Türkiye, 2025-2026 kışında uzun süre unutulmayacak bir kışa hazırlanıyor. Afyon Kocatepe Üniversitesi’nden Coğrafya uzmanı Dr. Okan Bozyurt, meteoroloji modellerinin 20 Aralık ile 20 Ocak tarihleri arasında Marmara, Karadeniz ve İç Anadolu bölgelerinde yoğun kar yağışı göstereceğini belirtti. Son yıllarda azalan yağışlar nedeniyle birçok şehir kuraklıkla mücadele ederken, bu kış Türkiye’yi bol yağışlı ve soğuk günler bekliyor. Dr. Bozyurt, kar yağışının barajlar ve akarsu debileri açısından da önemli faydalar sağlayacağını vurguladı.
Türkiye’yi Mevsim Normallerinin Üzerinde Yağış Bekliyor
2025-2026 kışı, 2016’dan bu yana Türkiye’de yaşanan en sert kış mevsimi olma potansiyeline sahip. Mevsim normallerinin altında geçen sonbaharın ardından Ocak ayında kar yağışlarının özellikle Kuzey, Batı, İç ve Doğu kesimlerinde mevsim normallerinin üstünde olması bekleniyor.

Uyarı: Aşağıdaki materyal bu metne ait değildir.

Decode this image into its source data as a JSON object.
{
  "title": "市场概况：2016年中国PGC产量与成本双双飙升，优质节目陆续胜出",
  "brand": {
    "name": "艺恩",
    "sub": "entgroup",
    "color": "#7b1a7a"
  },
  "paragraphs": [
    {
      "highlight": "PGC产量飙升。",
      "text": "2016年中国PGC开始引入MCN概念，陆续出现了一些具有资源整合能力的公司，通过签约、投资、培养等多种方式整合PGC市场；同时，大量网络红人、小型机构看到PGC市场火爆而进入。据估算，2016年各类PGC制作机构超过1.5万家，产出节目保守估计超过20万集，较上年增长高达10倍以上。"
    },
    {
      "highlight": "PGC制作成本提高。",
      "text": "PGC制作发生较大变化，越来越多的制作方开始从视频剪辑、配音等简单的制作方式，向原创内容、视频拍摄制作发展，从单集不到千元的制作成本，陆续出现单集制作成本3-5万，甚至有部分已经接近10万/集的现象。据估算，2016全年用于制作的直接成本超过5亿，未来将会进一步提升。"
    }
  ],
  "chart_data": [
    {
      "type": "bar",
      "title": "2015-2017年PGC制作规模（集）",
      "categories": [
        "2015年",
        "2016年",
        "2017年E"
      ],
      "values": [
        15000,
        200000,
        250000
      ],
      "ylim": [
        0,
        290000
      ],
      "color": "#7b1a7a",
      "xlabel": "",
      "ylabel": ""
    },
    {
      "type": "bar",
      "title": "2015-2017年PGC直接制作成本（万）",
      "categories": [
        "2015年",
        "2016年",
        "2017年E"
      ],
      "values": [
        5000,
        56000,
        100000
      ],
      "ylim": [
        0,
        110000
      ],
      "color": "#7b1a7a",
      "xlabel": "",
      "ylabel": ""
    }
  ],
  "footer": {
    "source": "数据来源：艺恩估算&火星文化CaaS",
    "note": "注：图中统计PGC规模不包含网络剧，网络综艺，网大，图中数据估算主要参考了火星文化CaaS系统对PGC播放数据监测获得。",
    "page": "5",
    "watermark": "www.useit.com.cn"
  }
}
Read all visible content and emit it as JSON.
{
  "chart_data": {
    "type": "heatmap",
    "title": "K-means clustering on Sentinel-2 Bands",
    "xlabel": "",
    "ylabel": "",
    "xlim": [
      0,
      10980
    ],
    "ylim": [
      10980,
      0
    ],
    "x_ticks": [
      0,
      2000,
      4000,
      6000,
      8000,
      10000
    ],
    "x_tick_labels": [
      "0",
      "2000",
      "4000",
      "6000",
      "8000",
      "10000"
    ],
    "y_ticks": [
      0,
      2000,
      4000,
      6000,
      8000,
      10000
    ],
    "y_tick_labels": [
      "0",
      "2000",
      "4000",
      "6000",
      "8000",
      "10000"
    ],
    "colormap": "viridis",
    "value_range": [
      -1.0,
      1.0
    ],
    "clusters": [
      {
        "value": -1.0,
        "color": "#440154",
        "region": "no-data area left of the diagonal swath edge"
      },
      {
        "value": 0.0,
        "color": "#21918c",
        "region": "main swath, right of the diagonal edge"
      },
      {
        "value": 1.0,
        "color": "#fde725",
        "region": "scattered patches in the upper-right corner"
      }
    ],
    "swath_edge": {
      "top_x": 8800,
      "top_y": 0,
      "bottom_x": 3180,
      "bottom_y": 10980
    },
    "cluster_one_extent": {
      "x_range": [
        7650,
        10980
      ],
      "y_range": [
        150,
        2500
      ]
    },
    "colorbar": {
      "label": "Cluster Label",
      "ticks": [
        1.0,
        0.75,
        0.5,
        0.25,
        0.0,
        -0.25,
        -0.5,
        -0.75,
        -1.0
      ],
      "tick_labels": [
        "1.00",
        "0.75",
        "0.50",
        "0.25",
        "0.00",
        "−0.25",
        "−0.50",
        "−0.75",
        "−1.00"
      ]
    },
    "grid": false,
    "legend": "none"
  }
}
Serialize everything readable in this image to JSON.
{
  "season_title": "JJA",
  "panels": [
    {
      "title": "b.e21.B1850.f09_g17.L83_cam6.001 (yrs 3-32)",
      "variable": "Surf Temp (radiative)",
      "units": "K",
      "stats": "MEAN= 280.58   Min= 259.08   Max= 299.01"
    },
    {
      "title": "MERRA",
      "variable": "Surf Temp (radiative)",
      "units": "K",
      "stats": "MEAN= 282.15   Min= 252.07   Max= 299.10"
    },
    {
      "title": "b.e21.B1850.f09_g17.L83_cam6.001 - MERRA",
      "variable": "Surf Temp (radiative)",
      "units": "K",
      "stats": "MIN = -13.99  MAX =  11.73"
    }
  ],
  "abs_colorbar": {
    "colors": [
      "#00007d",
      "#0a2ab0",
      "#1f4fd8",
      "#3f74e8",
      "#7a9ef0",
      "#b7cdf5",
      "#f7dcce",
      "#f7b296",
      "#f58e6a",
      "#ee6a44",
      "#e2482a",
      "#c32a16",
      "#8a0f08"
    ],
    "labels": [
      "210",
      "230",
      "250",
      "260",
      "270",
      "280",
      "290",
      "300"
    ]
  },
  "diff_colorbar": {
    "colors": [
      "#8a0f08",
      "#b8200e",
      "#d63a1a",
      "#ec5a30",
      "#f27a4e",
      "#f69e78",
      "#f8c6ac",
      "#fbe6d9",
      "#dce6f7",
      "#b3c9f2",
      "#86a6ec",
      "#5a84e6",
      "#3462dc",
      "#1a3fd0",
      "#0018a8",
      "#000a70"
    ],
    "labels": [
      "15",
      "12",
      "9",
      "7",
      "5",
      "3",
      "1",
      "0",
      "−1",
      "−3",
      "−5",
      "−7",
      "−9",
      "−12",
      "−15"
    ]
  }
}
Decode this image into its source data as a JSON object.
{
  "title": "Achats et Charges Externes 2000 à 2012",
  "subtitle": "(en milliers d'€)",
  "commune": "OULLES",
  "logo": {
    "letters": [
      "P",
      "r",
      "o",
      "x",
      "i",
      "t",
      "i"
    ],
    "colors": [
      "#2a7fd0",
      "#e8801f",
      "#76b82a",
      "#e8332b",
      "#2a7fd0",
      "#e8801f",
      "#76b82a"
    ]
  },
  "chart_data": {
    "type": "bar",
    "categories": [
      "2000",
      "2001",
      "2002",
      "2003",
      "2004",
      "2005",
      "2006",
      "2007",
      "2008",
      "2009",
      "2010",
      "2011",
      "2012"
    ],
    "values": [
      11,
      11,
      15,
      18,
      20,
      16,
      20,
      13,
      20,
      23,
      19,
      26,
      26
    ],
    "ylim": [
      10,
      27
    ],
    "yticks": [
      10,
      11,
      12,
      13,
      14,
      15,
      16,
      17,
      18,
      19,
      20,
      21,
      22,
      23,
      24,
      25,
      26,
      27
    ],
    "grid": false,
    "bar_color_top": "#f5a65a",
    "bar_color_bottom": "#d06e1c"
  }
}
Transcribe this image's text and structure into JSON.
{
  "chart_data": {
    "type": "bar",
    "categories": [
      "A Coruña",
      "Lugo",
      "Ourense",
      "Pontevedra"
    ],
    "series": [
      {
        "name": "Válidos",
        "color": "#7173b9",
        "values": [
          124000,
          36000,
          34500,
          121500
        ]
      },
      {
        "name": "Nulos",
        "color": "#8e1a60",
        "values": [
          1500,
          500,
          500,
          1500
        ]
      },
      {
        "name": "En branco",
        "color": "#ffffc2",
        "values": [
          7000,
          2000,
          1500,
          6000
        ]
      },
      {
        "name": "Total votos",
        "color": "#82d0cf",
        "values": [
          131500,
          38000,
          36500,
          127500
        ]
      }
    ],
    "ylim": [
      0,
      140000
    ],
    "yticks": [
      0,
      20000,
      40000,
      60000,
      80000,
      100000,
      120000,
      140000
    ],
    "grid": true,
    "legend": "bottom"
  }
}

20 Aralık – 20 Ocak Arası Kritik Dönem
Dr. Bozyurt, meteoroloji modellerinin 20 Aralık–20 Ocak tarihleri arasında Kuzeyden gelecek kuvvetli bir hava sistemiyle Marmara, Karadeniz ve İç Anadolu’nun kuzeyinde yoğun kar yağışı göstereceğini söyledi. Bu kar yağışlarının yerde uzun süre kalması ve kuraklık sorununa çözüm sağlaması bekleniyor.
Yağışların Uzun Vadeli Önemi
Meteoroloji uzmanına göre bu yılki yağışlar sadece kış dönemini etkilemeyecek; karların tepelerde birikmesi yaz aylarında eriyerek su kaynaklarını besleyecek. Baraj ve akarsuların canlanmasıyla kuraklık sorununun hafiflemesi öngörülüyor.
Küresel İklim Değişikliği ve La Nina Etkisi
Dr. Bozyurt, küresel iklim değişikliği ve La Nina etkisinin kışın yağışlı geçmesini desteklediğini belirtti. Zayıf La Nina yıllarında kışlar hem soğuk hem yağışlı geçiyor, bu da Türkiye için avantajlı bir durum oluşturuyor.
Avrasya Kar Örtüsü ve Avrupa’ya Etkileri
Avrasya kar örtüsünde artış, Kuzeydeki hava akımlarını Türkiye’ye yönlendirecek. Grönland’daki kar birikintisi ise gulf stream akıntılarını etkileyerek Avrupa’da uzun vadeli iklim değişikliklerine yol açacak. Bu durum, Türkiye’de kar yağışlarının güçlü olmasını sağlayacak bir faktör olarak öne çıkıyor.